In grad school I had a meeting where our grant application was being reviewed by an important panel for a startup I founded and built up with a team. I was being challenged the entire meeting and at one moment was questioned if this startup was my only focus, as if to test how passionate I truly was about it. I was perplexed by the seemingly off-topic question and answered, “This is not my only project. I do many things outside of this.”
It was apparent that I answered incorrectly by the nearly rolling of the eyes at the table as they looked down thumbing through our papers, and I’m sure that answer cost us from receiving that grant. Live and learn.
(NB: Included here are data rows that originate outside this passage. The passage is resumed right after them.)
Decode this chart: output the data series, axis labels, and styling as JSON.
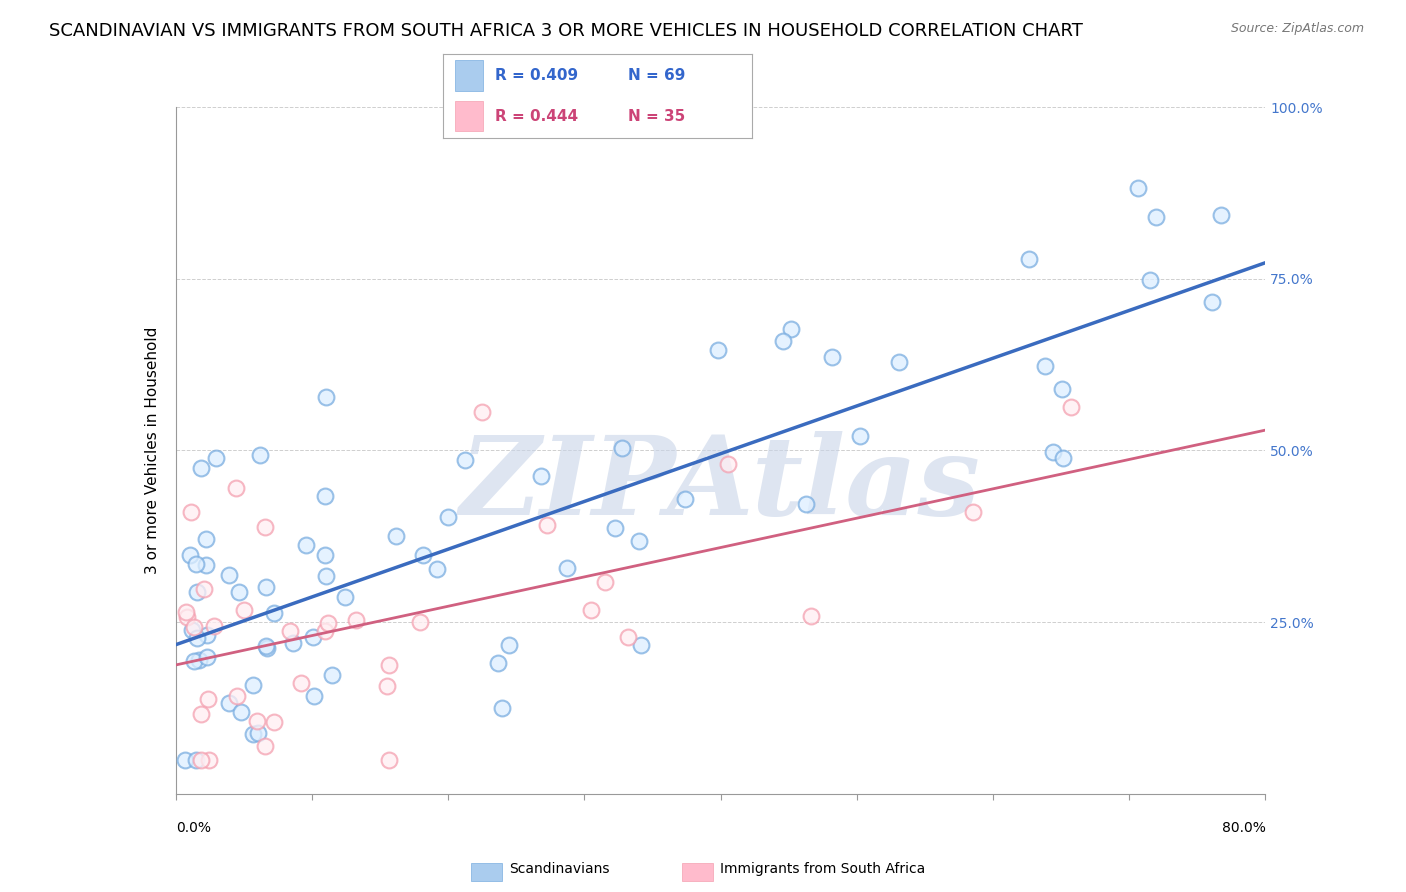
{
  "title": "SCANDINAVIAN VS IMMIGRANTS FROM SOUTH AFRICA 3 OR MORE VEHICLES IN HOUSEHOLD CORRELATION CHART",
  "source": "Source: ZipAtlas.com",
  "ylabel": "3 or more Vehicles in Household",
  "xlim": [
    0.0,
    80.0
  ],
  "ylim": [
    0.0,
    100.0
  ],
  "yticks": [
    0,
    25,
    50,
    75,
    100
  ],
  "ytick_labels": [
    "",
    "25.0%",
    "50.0%",
    "75.0%",
    "100.0%"
  ],
  "grid_color": "#bbbbbb",
  "watermark": "ZIPAtlas",
  "watermark_color": "#c8d4e8",
  "blue_color": "#7aade0",
  "pink_color": "#f4a0b0",
  "blue_line_color": "#3a6bbf",
  "pink_line_color": "#d06080",
  "blue_R": 0.409,
  "blue_N": 69,
  "pink_R": 0.444,
  "pink_N": 35,
  "blue_legend": "Scandinavians",
  "pink_legend": "Immigrants from South Africa",
  "legend_R_color": "#3366cc",
  "legend_R_pink_color": "#cc4477",
  "bg_color": "#ffffff",
  "title_fontsize": 13,
  "axis_label_fontsize": 11,
  "tick_fontsize": 10
}
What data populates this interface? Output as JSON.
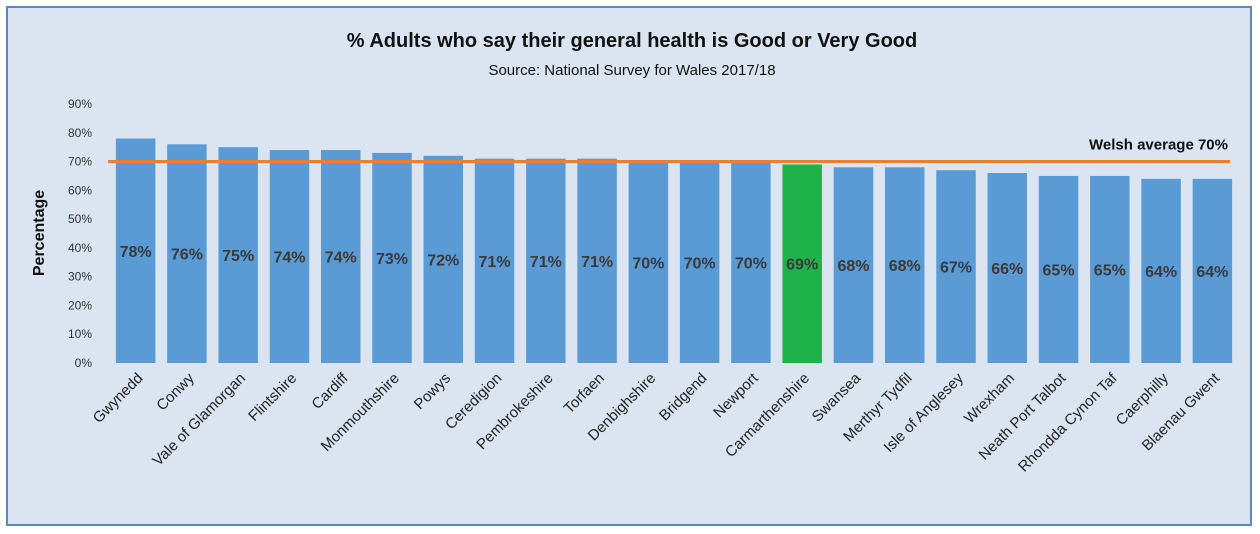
{
  "chart_data": {
    "type": "bar",
    "title": "% Adults who say their general health is Good or Very Good",
    "subtitle": "Source: National Survey for Wales 2017/18",
    "ylabel": "Percentage",
    "xlabel": "",
    "ylim": [
      0,
      90
    ],
    "yticks": [
      "0%",
      "10%",
      "20%",
      "30%",
      "40%",
      "50%",
      "60%",
      "70%",
      "80%",
      "90%"
    ],
    "categories": [
      "Gwynedd",
      "Conwy",
      "Vale of Glamorgan",
      "Flintshire",
      "Cardiff",
      "Monmouthshire",
      "Powys",
      "Ceredigion",
      "Pembrokeshire",
      "Torfaen",
      "Denbighshire",
      "Bridgend",
      "Newport",
      "Carmarthenshire",
      "Swansea",
      "Merthyr Tydfil",
      "Isle of Anglesey",
      "Wrexham",
      "Neath Port Talbot",
      "Rhondda Cynon Taf",
      "Caerphilly",
      "Blaenau Gwent"
    ],
    "values": [
      78,
      76,
      75,
      74,
      74,
      73,
      72,
      71,
      71,
      71,
      70,
      70,
      70,
      69,
      68,
      68,
      67,
      66,
      65,
      65,
      64,
      64
    ],
    "value_labels": [
      "78%",
      "76%",
      "75%",
      "74%",
      "74%",
      "73%",
      "72%",
      "71%",
      "71%",
      "71%",
      "70%",
      "70%",
      "70%",
      "69%",
      "68%",
      "68%",
      "67%",
      "66%",
      "65%",
      "65%",
      "64%",
      "64%"
    ],
    "highlight_category": "Carmarthenshire",
    "reference_line": {
      "value": 70,
      "label": "Welsh average 70%"
    },
    "grid": false,
    "colors": {
      "bar": "#5b9bd5",
      "highlight": "#1fb24a",
      "average_line": "#ed7d31",
      "background": "#dae5f1",
      "border": "#5b89c1"
    }
  }
}
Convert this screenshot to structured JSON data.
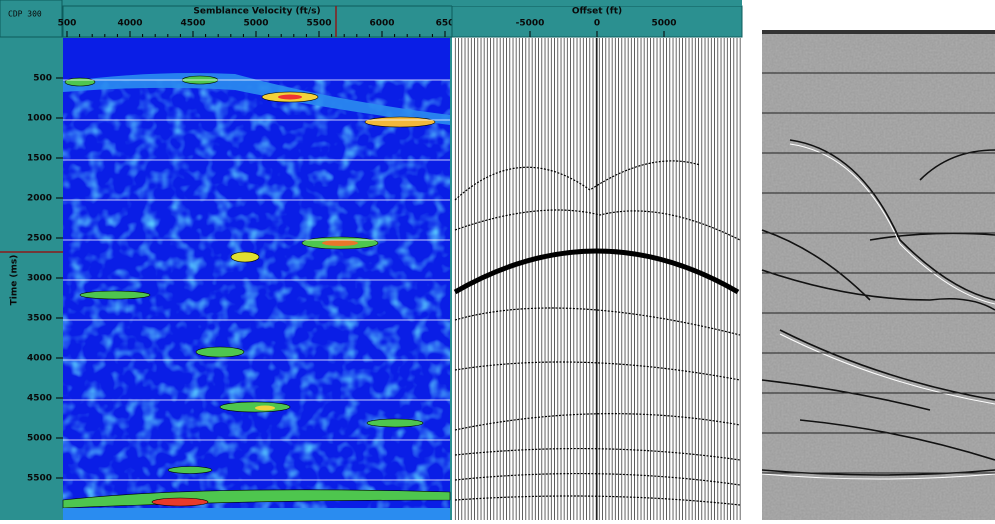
{
  "header": {
    "cdp_label": "CDP 300",
    "semblance_title": "Semblance Velocity (ft/s)",
    "offset_title": "Offset (ft)"
  },
  "semblance_axis": {
    "x_tick_labels": [
      "500",
      "4000",
      "4500",
      "5000",
      "5500",
      "6000",
      "650"
    ],
    "y_title": "Time (ms)",
    "y_tick_labels": [
      "500",
      "1000",
      "1500",
      "2000",
      "2500",
      "3000",
      "3500",
      "4000",
      "4500",
      "5000",
      "5500"
    ]
  },
  "offset_axis": {
    "x_tick_labels": [
      "-5000",
      "0",
      "5000"
    ]
  }
}
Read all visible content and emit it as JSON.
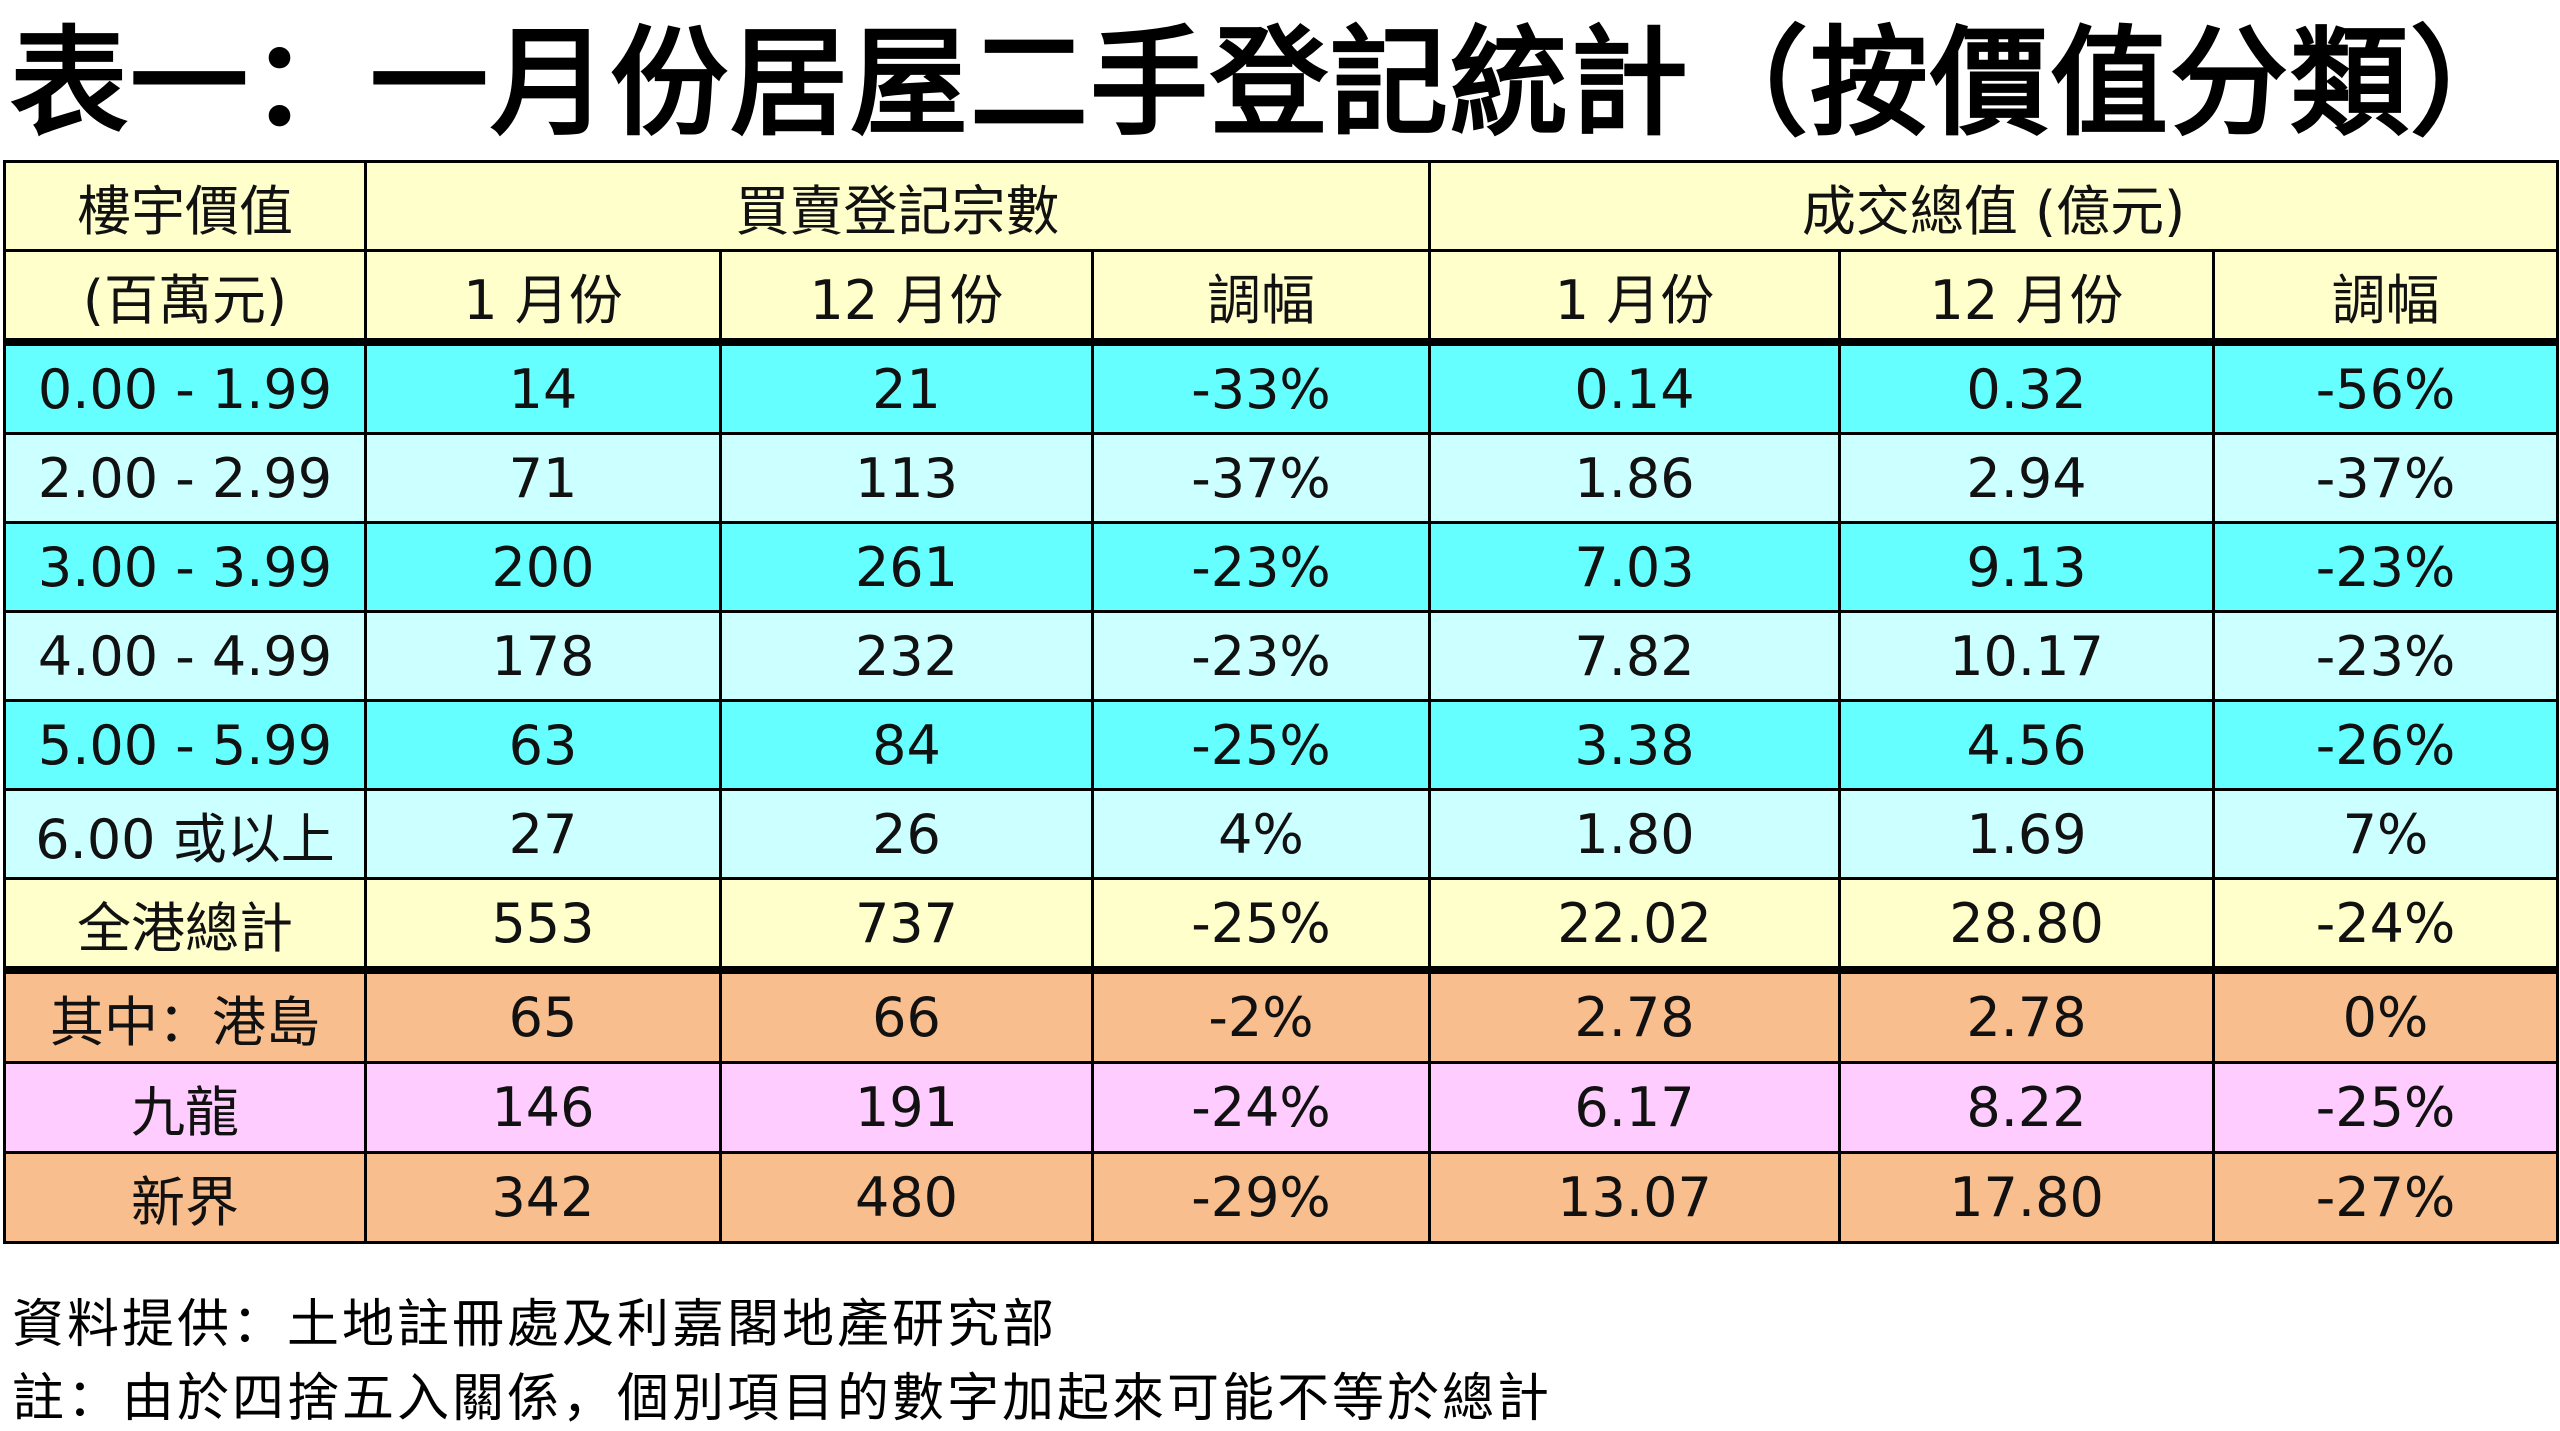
{
  "title": "表一：一月份居屋二手登記統計（按價值分類）",
  "colors": {
    "header_bg": "#ffffcc",
    "band_dark": "#66ffff",
    "band_light": "#ccffff",
    "total_bg": "#ffffcc",
    "region_orange": "#f8be8e",
    "region_pink": "#ffccff"
  },
  "header": {
    "row1": {
      "value_label": "樓宇價值",
      "registrations_label": "買賣登記宗數",
      "total_value_label": "成交總值 (億元)"
    },
    "row2": {
      "unit_label": "(百萬元)",
      "jan": "1 月份",
      "dec": "12 月份",
      "change": "調幅",
      "jan_v": "1 月份",
      "dec_v": "12 月份",
      "change_v": "調幅"
    }
  },
  "rows": [
    {
      "label": "0.00 - 1.99",
      "jan": "14",
      "dec": "21",
      "chg": "-33%",
      "jan_v": "0.14",
      "dec_v": "0.32",
      "chg_v": "-56%",
      "bg": "#66ffff"
    },
    {
      "label": "2.00 - 2.99",
      "jan": "71",
      "dec": "113",
      "chg": "-37%",
      "jan_v": "1.86",
      "dec_v": "2.94",
      "chg_v": "-37%",
      "bg": "#ccffff"
    },
    {
      "label": "3.00 - 3.99",
      "jan": "200",
      "dec": "261",
      "chg": "-23%",
      "jan_v": "7.03",
      "dec_v": "9.13",
      "chg_v": "-23%",
      "bg": "#66ffff"
    },
    {
      "label": "4.00 - 4.99",
      "jan": "178",
      "dec": "232",
      "chg": "-23%",
      "jan_v": "7.82",
      "dec_v": "10.17",
      "chg_v": "-23%",
      "bg": "#ccffff"
    },
    {
      "label": "5.00 - 5.99",
      "jan": "63",
      "dec": "84",
      "chg": "-25%",
      "jan_v": "3.38",
      "dec_v": "4.56",
      "chg_v": "-26%",
      "bg": "#66ffff"
    },
    {
      "label": "6.00 或以上",
      "jan": "27",
      "dec": "26",
      "chg": "4%",
      "jan_v": "1.80",
      "dec_v": "1.69",
      "chg_v": "7%",
      "bg": "#ccffff"
    }
  ],
  "total": {
    "label": "全港總計",
    "jan": "553",
    "dec": "737",
    "chg": "-25%",
    "jan_v": "22.02",
    "dec_v": "28.80",
    "chg_v": "-24%"
  },
  "regions": [
    {
      "label": "其中：港島",
      "jan": "65",
      "dec": "66",
      "chg": "-2%",
      "jan_v": "2.78",
      "dec_v": "2.78",
      "chg_v": "0%",
      "bg": "#f8be8e"
    },
    {
      "label": "九龍",
      "jan": "146",
      "dec": "191",
      "chg": "-24%",
      "jan_v": "6.17",
      "dec_v": "8.22",
      "chg_v": "-25%",
      "bg": "#ffccff"
    },
    {
      "label": "新界",
      "jan": "342",
      "dec": "480",
      "chg": "-29%",
      "jan_v": "13.07",
      "dec_v": "17.80",
      "chg_v": "-27%",
      "bg": "#f8be8e"
    }
  ],
  "footer": {
    "source": "資料提供：土地註冊處及利嘉閣地產研究部",
    "note": "註：由於四捨五入關係，個別項目的數字加起來可能不等於總計"
  }
}
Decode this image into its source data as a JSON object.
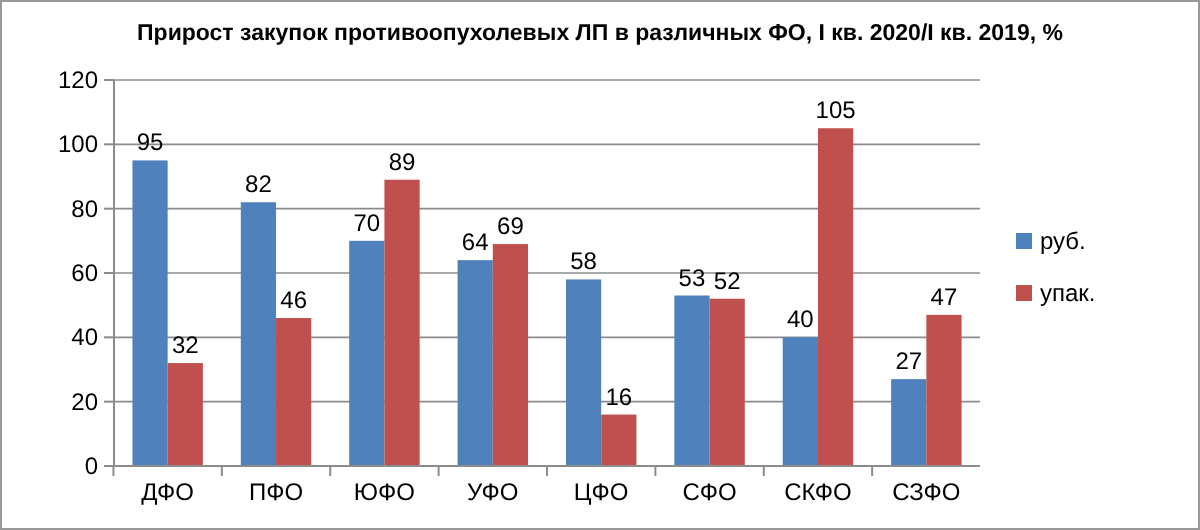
{
  "chart_data": {
    "type": "bar",
    "title": "Прирост закупок противоопухолевых ЛП в различных ФО, I кв. 2020/I кв. 2019, %",
    "categories": [
      "ДФО",
      "ПФО",
      "ЮФО",
      "УФО",
      "ЦФО",
      "СФО",
      "СКФО",
      "СЗФО"
    ],
    "series": [
      {
        "name": "руб.",
        "color": "#4f81bd",
        "values": [
          95,
          82,
          70,
          64,
          58,
          53,
          40,
          27
        ]
      },
      {
        "name": "упак.",
        "color": "#c0504d",
        "values": [
          32,
          46,
          89,
          69,
          16,
          52,
          105,
          47
        ]
      }
    ],
    "ylim": [
      0,
      120
    ],
    "yticks": [
      0,
      20,
      40,
      60,
      80,
      100,
      120
    ],
    "grid": "y",
    "legend": "right",
    "data_labels": true
  }
}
This meeting made such an impact on me, and it consumed my thoughts for weeks in reflection. For a while I believed the negative narrative I created in my head about how I thought the people at the table viewed me and my startup as going nowhere. Whether this narrative was true or not, I still internalized their feedback from my response as a negative experience that I didn’t want to repeat in life. But I wouldn’t take this event back if I could because it profoundly reaffirmed what my values are and the reason why I was pursuing my venture to begin with.
“When something is important enough, you do it even if the odds are not in your favor.”
Elon Musk
There is nothing wrong with having more than one project in your life, when good balance is kept of course. In fact it’s during these multi-project experiences that you’ll discover what you like and don’t like to do, and where you do and don’t want to spend your time.
There is no law that limits you from doing more than one project at a time nor is there a series of checkboxes to hit in order to justify that you’re passionate about something. It’s not about how many project work-till-4am nights and get up at 6am days you’ve had, how many Red Bulls you wish you never drank, or how many funding opportunities you chased—(Definitely nothing to model from me here, and I’ve learned since these times—err still learning). It’s not about whether you went to a business school or had no college at all. It’s none of these things. People who challenge your commitment don’t know how you spend your time or have any context of your life.
And so I challenge the question that was asked to me, “Is this the only thing you do?” If you’re only passionate about one thing, and you only work on one niche thing your entire life, you may be living a life too safe.
I have worked on so many passion-projects in my life, too many to count. I have had many successful experiences, and I have had even more failed ones. But I dust myself off with some lessons learned and move on to the next project. There is risk when you try new things beyond a particular niche or comfort zone. The risk is that you may fail at the new thing you’re trying. This my friends is called learning, and it’s a beautiful thing. And if you only do one thing, you’ll never know what you may be missing that could make an even bigger, more positive impact in the world. So if you’re doing more than one passion project with a reasonable life balance, that’s awesome. Keep doing your thing.